Da permanência durante seis anos no Parlamento e nas Assembleias Parlamentares do Conselho da Europa e da União da Europa Ocidental-UEO guardo memória de um tempo de mal-estar. Somente nas viagens em serviço que me levavam à América, à Africa, a países ex-socialistas, à India e ao Médio Oriente – me reencontrava, em sossego, longe da atmosfera pesada do cretinismo parlamentar.

A palavra Deus surge com frequência na escrita de Pessoa. Mas para o recusar porque não era crente, embora atraído pelos mistérios do ocultismo e do espiritismo.
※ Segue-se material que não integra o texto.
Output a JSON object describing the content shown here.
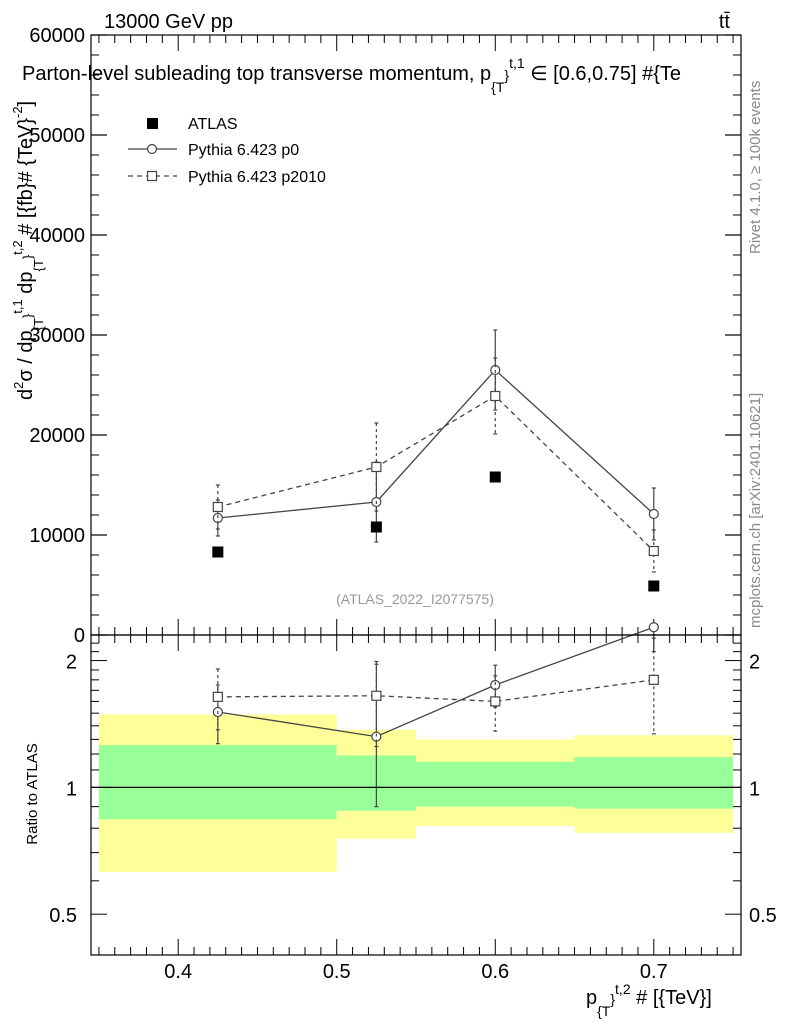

A religião nasce do medo da morte, e a relação desta com o poeta, complexa, era pagã. Não o angustiava.

A história das religiões fascinou-me desde menino, mas para refletir sobre as suas origens e os conflitos que desencadearam, sem que qualquer delas me atraísse. Quanto à morte não pensei muito nela, creio, antes dos 80 anos.
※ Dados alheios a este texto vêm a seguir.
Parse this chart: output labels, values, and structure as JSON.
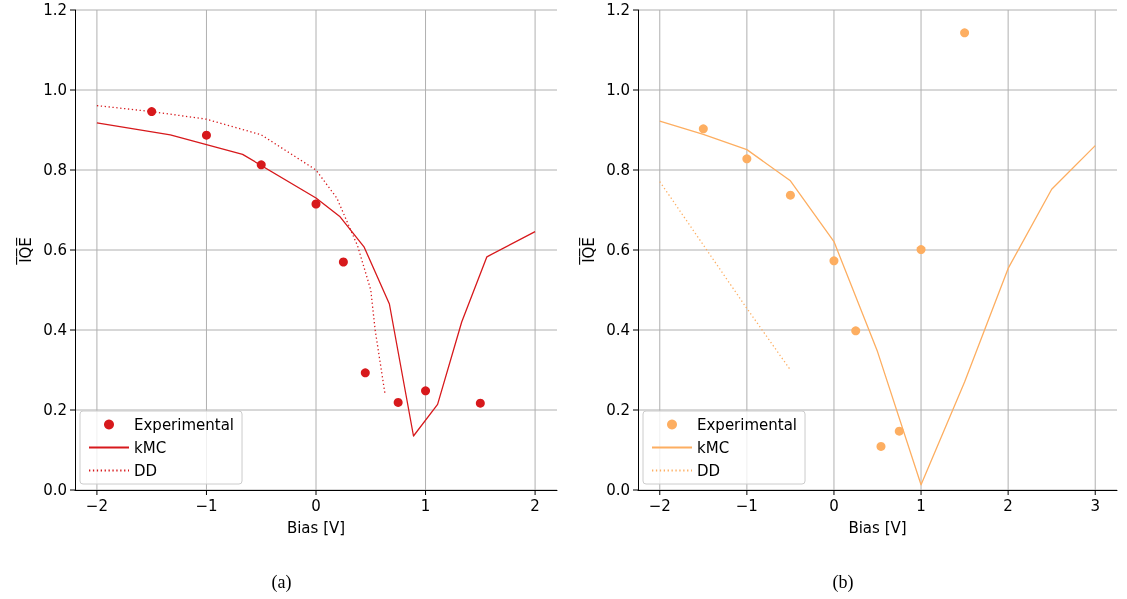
{
  "chart_data": [
    {
      "type": "line",
      "xlabel": "Bias [V]",
      "ylabel": "I̅Q̅E̅",
      "annotations": [
        "(a)"
      ],
      "xlim": [
        -2.2,
        2.2
      ],
      "ylim": [
        0,
        1.2
      ],
      "xticks": [
        -2,
        -1,
        0,
        1,
        2
      ],
      "yticks": [
        {
          "value": 0,
          "label": "0.0"
        },
        {
          "value": 0.2,
          "label": "0.2"
        },
        {
          "value": 0.4,
          "label": "0.4"
        },
        {
          "value": 0.6,
          "label": "0.6"
        },
        {
          "value": 0.8,
          "label": "0.8"
        },
        {
          "value": 1,
          "label": "1.0"
        },
        {
          "value": 1.2,
          "label": "1.2"
        }
      ],
      "grid": true,
      "legend": "bottom left",
      "series": [
        {
          "name": "Experimental",
          "type": "scatter",
          "marker": "circle",
          "color": "#d7191c",
          "x": [
            -1.5,
            -1,
            -0.5,
            0,
            0.25,
            0.45,
            0.75,
            1,
            1.5
          ],
          "values": [
            0.946,
            0.887,
            0.813,
            0.715,
            0.57,
            0.293,
            0.219,
            0.248,
            0.217
          ]
        },
        {
          "name": "kMC",
          "type": "line",
          "marker": "none",
          "line_style": "solid",
          "color": "#d7191c",
          "x": [
            -2,
            -1.33,
            -0.67,
            0,
            0.22,
            0.44,
            0.67,
            0.89,
            1.11,
            1.33,
            1.56,
            2
          ],
          "values": [
            0.918,
            0.888,
            0.839,
            0.73,
            0.683,
            0.607,
            0.465,
            0.135,
            0.214,
            0.42,
            0.583,
            0.646
          ]
        },
        {
          "name": "DD",
          "type": "line",
          "marker": "none",
          "line_style": "dotted",
          "color": "#d7191c",
          "x": [
            -2,
            -1.5,
            -1,
            -0.5,
            0,
            0.19,
            0.38,
            0.5,
            0.54,
            0.63
          ],
          "values": [
            0.961,
            0.946,
            0.927,
            0.888,
            0.8,
            0.73,
            0.61,
            0.5,
            0.4,
            0.24
          ]
        }
      ]
    },
    {
      "type": "line",
      "xlabel": "Bias [V]",
      "ylabel": "I̅Q̅E̅",
      "annotations": [
        "(b)"
      ],
      "xlim": [
        -2.25,
        3.25
      ],
      "ylim": [
        0,
        1.2
      ],
      "xticks": [
        -2,
        -1,
        0,
        1,
        2,
        3
      ],
      "yticks": [
        {
          "value": 0,
          "label": "0.0"
        },
        {
          "value": 0.2,
          "label": "0.2"
        },
        {
          "value": 0.4,
          "label": "0.4"
        },
        {
          "value": 0.6,
          "label": "0.6"
        },
        {
          "value": 0.8,
          "label": "0.8"
        },
        {
          "value": 1,
          "label": "1.0"
        },
        {
          "value": 1.2,
          "label": "1.2"
        }
      ],
      "grid": true,
      "legend": "bottom left",
      "series": [
        {
          "name": "Experimental",
          "type": "scatter",
          "marker": "circle",
          "color": "#fdae61",
          "x": [
            -1.5,
            -1,
            -0.5,
            0,
            0.25,
            0.54,
            0.75,
            1,
            1.5
          ],
          "values": [
            0.903,
            0.828,
            0.737,
            0.573,
            0.398,
            0.109,
            0.147,
            0.601,
            1.143
          ]
        },
        {
          "name": "kMC",
          "type": "line",
          "marker": "none",
          "line_style": "solid",
          "color": "#fdae61",
          "x": [
            -2,
            -1.5,
            -1,
            -0.5,
            0,
            0.5,
            1,
            1.5,
            2,
            2.5,
            3
          ],
          "values": [
            0.922,
            0.889,
            0.851,
            0.773,
            0.621,
            0.346,
            0.013,
            0.27,
            0.554,
            0.752,
            0.861
          ]
        },
        {
          "name": "DD",
          "type": "line",
          "marker": "none",
          "line_style": "dotted",
          "color": "#fdae61",
          "x": [
            -2,
            -1,
            -0.5
          ],
          "values": [
            0.771,
            0.454,
            0.3
          ]
        }
      ]
    }
  ]
}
O sexo aparece raramente no desassossego de Pessoa. É tema quase ausente. O mesmo não acontece com o amor. Mas com a exceção de Ophélia Queirós não houve na sua vida aproximação ao amor.

Mesmo na segunda fase, mais prolongada, ele encarou o namoro com distanciamento. E em mais de uma centena de cartas que trocaram o que emerge para o leitor é uma relação doce, isenta de paixão, de desejo sexual.

Ao pôr-lhe fim, o poeta escreveu: «o amor passou...o meu destino pertence a outra lei cuja existência a Ophelinha ignora».

Que sentiu ela por Pessoa? Permitiu a publicação das cartas, mas sempre discreta, nunca abriu janelas para a compreensão do seu suave sentimento.

São muitas as referências do poeta à alma humana. Mas que era para ele a alma?

O Destino, com maiúscula, integra também o seu desassossego. Um Destino que o submete a tarefas que qualifica de humilhantes ou que o afunda no tédio.

Acreditaria no destino? Não esclarece a questão.

Amei intensamente, numa totalidade sem fronteiras, mulheres muito diferentes. Talvez por isso, é intransponível o muro que me separa da ideia e vivência do amor em Pessoa.

«Dos sonhadores do milénio -socialistas, anarquistas, humanitários de toda a espécie-tenho a náusea física, de estomago. Querem a superfície da vida por uma fatalidade de lixo, que boia à tona de água e se julga belo, porque as conchas dispersas boiam à tona de água também».

Pessoa, cujo pensamento estava aberto a todos os azimutes, nunca se interessou pelas ideologias. O parágrafo que transcrevo expressa bem a ambiguidade do seu posicionamento perante grandes questões do seu tempo.

Paradoxalmente, a filosofia, nomeadamente a metafisica, mereceu-lhe um interesse absorvente, identificável na sua obra.

Leio e releio páginas do Livro do Desassossego, fascinado mas fatigado, tamanho é o esforço exigido para tentar compreender, na certeza de não conseguir. Perco-me no labirinto criador da sua escrita, mais inextrincável do que o do Minotauro de Cnossos.

Sonhando, ou no torpor que anuncia o despertar, acabo sempre em meditação caótica sobre o que fiz e não fiz na travessia desassossegada de nove décadas de uma existência marcada por uma cadeia de frustrações.

Tocou-me uma felicidade não esperada quando envelhecia em Serpa. Amar e ser amado pela Ana Catarina.

Combati sempre como mítica a ideia do homem novo, surgida na União Soviética e retomada por Che Guevara.

A História demonstra que o homo sapiens pouco ou nada evoluiu desde as antigas civilizações do Mediterrâneo Oriental e da Mesopotâmia. N a sua capacidade de produzir coisas maravilhosas e de semear o mal e desencadear a violência é, no fundamental, o mesmo da época do Código de Hamurabi e da Menfis faraónica.

São raríssimas as exceções. Ana Catarina, a minha Katiuska, é uma delas, como aproximação da mulher nova.

Nota:

* Fernando Pessoa, Livro do desassossego, Assírio Alvim, 4ª edição, 477 páginas, Lisboa.